With this sensor no production of sfGFp via fluorescence level change could be detected. Therefore this sensor is not suitable for approach. Therefore no in vitro data using CFPS were taken.
To sum it up
With this sensor no production of sfGFP via fluorescence level change could be detected. Therefore, this sensor is not suitable for our approach. Consequently, no in vitro tests were performed.

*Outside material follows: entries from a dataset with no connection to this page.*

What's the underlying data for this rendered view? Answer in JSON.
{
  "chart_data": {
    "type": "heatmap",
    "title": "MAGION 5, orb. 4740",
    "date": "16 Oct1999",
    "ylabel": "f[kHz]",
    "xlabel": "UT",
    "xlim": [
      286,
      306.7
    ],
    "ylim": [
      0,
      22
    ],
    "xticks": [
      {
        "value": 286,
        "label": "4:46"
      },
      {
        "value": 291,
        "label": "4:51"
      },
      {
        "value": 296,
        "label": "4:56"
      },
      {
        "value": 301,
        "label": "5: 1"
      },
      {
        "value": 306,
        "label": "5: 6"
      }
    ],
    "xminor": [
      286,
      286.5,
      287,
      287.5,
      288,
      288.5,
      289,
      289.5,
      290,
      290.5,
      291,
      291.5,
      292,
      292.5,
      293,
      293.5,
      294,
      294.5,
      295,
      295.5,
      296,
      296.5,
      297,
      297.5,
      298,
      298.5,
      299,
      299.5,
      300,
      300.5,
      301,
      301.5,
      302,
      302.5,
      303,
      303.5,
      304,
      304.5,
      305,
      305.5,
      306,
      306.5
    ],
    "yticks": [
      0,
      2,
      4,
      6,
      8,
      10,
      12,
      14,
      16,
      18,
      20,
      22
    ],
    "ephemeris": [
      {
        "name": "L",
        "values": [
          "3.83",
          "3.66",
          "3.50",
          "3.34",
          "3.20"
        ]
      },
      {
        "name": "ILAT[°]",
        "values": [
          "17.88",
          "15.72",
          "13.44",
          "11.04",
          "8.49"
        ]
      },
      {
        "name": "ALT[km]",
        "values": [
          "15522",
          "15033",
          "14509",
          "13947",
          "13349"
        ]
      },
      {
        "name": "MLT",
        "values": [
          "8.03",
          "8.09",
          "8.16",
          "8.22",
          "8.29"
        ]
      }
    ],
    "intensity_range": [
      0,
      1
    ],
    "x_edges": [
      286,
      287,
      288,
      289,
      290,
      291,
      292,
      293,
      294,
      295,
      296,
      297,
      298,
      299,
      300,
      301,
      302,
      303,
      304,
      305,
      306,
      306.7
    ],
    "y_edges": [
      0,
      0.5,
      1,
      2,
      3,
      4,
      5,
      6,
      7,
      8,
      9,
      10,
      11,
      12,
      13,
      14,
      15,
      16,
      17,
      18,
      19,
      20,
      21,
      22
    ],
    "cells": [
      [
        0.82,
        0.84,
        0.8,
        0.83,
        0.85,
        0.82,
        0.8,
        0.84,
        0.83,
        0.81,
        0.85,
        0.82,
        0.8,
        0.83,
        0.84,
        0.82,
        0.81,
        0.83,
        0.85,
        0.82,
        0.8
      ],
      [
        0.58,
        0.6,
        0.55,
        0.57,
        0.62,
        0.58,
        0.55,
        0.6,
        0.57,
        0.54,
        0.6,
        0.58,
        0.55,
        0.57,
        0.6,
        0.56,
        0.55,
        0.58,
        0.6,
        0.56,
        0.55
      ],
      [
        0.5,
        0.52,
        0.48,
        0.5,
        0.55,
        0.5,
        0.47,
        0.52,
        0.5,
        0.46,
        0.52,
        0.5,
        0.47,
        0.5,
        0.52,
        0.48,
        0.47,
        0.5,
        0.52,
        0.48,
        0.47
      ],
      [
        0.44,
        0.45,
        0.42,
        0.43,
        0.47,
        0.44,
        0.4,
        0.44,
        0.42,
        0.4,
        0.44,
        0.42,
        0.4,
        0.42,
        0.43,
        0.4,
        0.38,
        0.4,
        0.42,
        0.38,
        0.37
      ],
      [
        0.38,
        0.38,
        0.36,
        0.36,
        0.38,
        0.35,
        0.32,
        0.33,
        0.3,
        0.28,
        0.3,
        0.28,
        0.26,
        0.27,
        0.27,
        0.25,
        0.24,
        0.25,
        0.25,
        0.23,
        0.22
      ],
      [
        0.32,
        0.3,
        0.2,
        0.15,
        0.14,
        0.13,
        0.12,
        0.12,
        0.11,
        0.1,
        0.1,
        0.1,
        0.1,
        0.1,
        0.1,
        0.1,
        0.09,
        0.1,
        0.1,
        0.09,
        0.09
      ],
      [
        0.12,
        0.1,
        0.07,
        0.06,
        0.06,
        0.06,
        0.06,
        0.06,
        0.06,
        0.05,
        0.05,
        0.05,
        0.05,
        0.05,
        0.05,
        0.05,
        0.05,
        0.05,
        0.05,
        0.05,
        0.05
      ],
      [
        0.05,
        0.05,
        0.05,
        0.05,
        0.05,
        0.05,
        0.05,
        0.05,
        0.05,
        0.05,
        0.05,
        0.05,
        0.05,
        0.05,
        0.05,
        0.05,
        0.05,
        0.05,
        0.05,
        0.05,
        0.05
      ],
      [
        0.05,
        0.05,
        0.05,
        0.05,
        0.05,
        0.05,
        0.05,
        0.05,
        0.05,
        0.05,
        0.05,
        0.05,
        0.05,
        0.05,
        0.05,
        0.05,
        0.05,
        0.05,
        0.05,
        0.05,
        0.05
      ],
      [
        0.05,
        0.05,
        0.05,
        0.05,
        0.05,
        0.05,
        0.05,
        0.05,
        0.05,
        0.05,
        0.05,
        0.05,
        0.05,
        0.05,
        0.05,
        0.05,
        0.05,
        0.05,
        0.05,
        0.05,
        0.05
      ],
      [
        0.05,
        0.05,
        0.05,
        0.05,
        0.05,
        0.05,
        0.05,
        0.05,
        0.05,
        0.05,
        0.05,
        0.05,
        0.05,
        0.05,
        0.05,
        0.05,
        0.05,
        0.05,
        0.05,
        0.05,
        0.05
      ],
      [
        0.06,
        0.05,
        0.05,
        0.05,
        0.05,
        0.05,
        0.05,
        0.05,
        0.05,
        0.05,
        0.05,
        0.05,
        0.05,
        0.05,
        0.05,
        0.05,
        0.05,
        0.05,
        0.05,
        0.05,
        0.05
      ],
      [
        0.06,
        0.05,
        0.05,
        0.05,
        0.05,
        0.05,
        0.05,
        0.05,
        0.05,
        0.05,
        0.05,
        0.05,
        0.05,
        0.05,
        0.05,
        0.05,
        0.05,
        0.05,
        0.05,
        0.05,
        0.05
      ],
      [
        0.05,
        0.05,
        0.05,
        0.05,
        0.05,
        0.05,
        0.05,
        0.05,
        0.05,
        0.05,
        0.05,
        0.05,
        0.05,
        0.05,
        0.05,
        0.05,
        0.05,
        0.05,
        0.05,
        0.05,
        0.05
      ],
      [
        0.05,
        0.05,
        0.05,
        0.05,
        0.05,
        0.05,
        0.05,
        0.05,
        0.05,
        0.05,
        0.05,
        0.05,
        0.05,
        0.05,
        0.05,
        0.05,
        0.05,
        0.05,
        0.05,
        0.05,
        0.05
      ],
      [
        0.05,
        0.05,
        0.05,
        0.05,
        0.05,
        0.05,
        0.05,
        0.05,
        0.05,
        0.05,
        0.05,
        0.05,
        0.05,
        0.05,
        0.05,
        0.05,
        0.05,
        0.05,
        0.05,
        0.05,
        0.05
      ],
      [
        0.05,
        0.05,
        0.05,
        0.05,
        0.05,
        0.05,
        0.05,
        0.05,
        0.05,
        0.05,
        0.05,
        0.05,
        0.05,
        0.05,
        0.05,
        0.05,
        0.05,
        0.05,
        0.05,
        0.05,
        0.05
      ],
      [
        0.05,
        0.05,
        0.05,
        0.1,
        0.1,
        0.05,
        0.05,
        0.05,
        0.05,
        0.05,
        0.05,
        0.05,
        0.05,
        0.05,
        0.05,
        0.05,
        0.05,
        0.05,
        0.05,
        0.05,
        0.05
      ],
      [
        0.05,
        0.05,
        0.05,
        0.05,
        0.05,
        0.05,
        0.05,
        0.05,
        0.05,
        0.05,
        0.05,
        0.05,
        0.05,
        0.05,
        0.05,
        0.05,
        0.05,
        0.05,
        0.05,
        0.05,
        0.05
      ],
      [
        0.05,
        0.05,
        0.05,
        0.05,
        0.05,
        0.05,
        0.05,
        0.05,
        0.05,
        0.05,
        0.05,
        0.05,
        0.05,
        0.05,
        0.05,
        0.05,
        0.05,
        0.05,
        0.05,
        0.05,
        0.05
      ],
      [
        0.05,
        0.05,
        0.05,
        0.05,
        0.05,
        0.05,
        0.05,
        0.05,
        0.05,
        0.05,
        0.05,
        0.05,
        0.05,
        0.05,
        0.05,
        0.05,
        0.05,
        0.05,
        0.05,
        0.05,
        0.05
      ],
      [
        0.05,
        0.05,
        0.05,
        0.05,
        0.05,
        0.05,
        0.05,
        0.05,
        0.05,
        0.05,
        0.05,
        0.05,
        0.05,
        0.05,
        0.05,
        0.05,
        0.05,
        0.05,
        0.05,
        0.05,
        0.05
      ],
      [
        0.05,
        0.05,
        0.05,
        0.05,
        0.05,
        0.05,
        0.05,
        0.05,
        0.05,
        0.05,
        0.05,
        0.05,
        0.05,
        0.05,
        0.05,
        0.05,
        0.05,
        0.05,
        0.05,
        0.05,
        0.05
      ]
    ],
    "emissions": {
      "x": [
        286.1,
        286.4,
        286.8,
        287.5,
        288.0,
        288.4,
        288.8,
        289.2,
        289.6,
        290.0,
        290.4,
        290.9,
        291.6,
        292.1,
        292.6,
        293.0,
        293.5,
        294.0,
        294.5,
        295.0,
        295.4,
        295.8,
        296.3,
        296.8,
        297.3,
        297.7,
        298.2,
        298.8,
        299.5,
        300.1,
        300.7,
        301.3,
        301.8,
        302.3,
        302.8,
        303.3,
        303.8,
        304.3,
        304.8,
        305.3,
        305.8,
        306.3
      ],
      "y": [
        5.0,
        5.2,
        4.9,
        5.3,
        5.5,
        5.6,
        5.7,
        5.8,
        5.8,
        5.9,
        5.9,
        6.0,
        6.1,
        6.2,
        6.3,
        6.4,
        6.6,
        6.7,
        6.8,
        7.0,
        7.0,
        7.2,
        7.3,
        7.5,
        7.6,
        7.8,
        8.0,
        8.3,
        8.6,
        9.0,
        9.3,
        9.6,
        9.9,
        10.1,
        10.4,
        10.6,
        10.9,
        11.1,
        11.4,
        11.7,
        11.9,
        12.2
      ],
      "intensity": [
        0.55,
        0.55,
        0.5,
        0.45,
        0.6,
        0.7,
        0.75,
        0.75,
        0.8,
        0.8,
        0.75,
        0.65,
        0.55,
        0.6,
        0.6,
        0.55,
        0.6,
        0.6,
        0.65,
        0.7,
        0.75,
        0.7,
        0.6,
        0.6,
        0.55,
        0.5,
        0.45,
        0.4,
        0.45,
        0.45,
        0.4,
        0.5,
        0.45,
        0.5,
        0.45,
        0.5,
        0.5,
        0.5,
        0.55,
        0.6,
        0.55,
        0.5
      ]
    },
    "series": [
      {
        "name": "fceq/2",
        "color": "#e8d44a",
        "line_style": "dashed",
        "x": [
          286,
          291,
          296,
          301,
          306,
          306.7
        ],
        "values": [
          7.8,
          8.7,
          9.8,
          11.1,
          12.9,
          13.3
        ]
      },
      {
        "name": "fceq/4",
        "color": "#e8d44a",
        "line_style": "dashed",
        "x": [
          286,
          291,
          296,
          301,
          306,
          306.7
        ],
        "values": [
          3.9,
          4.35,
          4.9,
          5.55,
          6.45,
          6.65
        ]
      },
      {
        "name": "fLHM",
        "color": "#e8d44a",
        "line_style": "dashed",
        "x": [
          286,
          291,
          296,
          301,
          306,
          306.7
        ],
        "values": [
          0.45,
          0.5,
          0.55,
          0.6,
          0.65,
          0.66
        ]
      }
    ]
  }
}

To create a working sensor based on this concept further optimization is needed.
To sum it all up
We have characterized heavy metal sensors for arsenic, chromium, copper, lead, mercury and nickel. The results for our nickel characterization indicated that the constructed nickel sensor is not suitable for our test strip. The sensors for lead and chromium showed great potential, as they showed responses to chromium or lead, but require further optimization. Copper, our new heavy metal sensor, worked as expected and was able to detect different copper concentrations. The already well-characterized sensors for arsenic and mercury were tested as well. While the arsenic sensor worked well in vivo, it requires some omptimization for the use in vitro. Mercury showed that a fully optimized sensor works very well in our in vitro system and has the potential to detect even lower concentrations than in vivo.